Frey Residence I by Albert Frey, Palm Springs, California, 1956. Photograph: Julius Shulman. © J.Paul Getty Trust.
California’s mid-century modern architecture is among some of the most iconic from the 20th century. Characterised by clean, graphic lines, open areas and light spaces, this style of architecture was a new and innovative departure from that which preceded it and is still incredibly influential today.
The person regarded as being the first to bring these buildings to light is Brooklyn-born architectural photographer Julius Shulman. He introduced the mid-century modern movement that was dominating California to the rest of the world at an age before the internet and mass global media, showcasing these buildings as a work of an art rather than purely bricks and mortar.
Throughout his career, Shulman captured the iconic structures of Frank Lloyd Wright, Pierre Koenig and Charles Eames, with his style of photography continuously having an added human element that gives an insight into how these buildings were lived in and became a part of everyday life.

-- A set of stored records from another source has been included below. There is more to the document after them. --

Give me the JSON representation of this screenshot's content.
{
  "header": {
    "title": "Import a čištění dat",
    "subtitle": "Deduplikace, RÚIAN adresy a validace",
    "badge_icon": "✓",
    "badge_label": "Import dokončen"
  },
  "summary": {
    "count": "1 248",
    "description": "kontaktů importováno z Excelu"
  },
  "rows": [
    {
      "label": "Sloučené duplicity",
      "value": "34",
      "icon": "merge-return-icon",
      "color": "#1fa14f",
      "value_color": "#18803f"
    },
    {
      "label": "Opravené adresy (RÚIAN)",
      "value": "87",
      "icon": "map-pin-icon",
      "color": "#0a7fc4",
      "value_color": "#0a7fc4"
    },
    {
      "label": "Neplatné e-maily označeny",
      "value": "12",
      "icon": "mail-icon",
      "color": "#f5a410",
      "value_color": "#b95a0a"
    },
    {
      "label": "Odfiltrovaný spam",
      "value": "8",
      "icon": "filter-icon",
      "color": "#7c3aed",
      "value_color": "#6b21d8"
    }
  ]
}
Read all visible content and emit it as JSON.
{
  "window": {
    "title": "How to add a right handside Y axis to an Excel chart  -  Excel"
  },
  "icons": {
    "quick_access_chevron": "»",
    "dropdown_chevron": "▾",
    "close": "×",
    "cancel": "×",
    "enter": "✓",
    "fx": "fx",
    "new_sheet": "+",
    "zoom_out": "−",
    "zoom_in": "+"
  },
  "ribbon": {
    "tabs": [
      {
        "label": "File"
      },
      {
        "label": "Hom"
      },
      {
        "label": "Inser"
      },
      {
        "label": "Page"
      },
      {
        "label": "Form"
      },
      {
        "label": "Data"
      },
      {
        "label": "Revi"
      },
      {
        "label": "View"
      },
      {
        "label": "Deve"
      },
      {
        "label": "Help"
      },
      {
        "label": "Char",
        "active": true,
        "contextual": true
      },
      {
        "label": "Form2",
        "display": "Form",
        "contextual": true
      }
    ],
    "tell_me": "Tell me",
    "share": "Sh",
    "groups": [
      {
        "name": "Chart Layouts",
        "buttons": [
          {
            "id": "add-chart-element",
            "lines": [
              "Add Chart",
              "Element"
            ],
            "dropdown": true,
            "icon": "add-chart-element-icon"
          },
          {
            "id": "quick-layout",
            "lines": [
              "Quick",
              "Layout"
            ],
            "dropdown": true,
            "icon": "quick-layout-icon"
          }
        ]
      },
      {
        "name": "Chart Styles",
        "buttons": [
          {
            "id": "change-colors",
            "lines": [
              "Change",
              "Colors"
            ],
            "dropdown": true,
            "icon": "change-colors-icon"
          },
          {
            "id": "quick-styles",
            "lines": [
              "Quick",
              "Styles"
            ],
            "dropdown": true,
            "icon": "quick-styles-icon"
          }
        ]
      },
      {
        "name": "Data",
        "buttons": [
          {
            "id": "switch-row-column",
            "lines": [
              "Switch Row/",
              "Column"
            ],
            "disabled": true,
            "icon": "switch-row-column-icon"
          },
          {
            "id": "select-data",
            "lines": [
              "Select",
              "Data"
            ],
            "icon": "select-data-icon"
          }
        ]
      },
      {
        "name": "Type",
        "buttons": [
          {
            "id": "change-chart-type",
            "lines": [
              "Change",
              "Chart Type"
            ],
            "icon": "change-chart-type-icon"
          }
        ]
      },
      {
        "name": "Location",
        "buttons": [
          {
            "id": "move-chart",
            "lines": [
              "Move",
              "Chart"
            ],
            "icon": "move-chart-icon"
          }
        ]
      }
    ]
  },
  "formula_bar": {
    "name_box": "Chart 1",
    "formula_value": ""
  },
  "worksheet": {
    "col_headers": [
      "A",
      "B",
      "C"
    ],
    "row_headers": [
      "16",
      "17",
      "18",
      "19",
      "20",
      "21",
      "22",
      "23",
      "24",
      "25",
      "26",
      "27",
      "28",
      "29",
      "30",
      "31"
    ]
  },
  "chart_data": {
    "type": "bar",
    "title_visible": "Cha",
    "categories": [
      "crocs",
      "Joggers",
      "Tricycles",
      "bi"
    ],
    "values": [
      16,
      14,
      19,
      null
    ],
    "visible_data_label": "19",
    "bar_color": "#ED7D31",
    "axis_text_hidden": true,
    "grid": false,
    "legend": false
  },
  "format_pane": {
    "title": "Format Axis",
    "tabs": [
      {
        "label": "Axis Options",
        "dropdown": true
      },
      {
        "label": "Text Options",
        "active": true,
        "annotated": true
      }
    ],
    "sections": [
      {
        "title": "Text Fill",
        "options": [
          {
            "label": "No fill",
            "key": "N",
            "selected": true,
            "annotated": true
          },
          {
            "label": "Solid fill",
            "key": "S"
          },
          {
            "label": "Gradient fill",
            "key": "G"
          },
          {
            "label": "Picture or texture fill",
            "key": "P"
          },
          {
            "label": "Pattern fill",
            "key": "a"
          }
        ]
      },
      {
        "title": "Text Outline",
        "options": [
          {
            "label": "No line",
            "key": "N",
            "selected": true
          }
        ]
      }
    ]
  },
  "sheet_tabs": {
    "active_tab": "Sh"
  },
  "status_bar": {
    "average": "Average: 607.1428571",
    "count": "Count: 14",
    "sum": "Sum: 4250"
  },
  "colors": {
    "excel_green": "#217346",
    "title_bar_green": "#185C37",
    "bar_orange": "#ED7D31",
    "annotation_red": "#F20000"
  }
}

Modernism Rediscovered is a three-volume tome by Taschen, featuring more than 400 architectural buildings, all from Julius Shulman’s extensive archives. Ranging from California and across the U.S., to Mexico, Israel and Hong Kong, the volumes explore how modernism grew in popularity around the world, reinterpreted in different locations and for different landscapes.

View of the Lever House by Gordon Bunshaft of Skidmore, Owings & Merrill (viewed through the colonnade of Philip Johnson’s Seagram Building), New York, New York, 1959. Photograph: Julius Shulman. © J.Paul Getty Trust.

North Shore Yacht Club by Frey & Chambers, Salton Sea, California, 1960. Photograph: Julius Shulman. © J.Paul Getty Trust.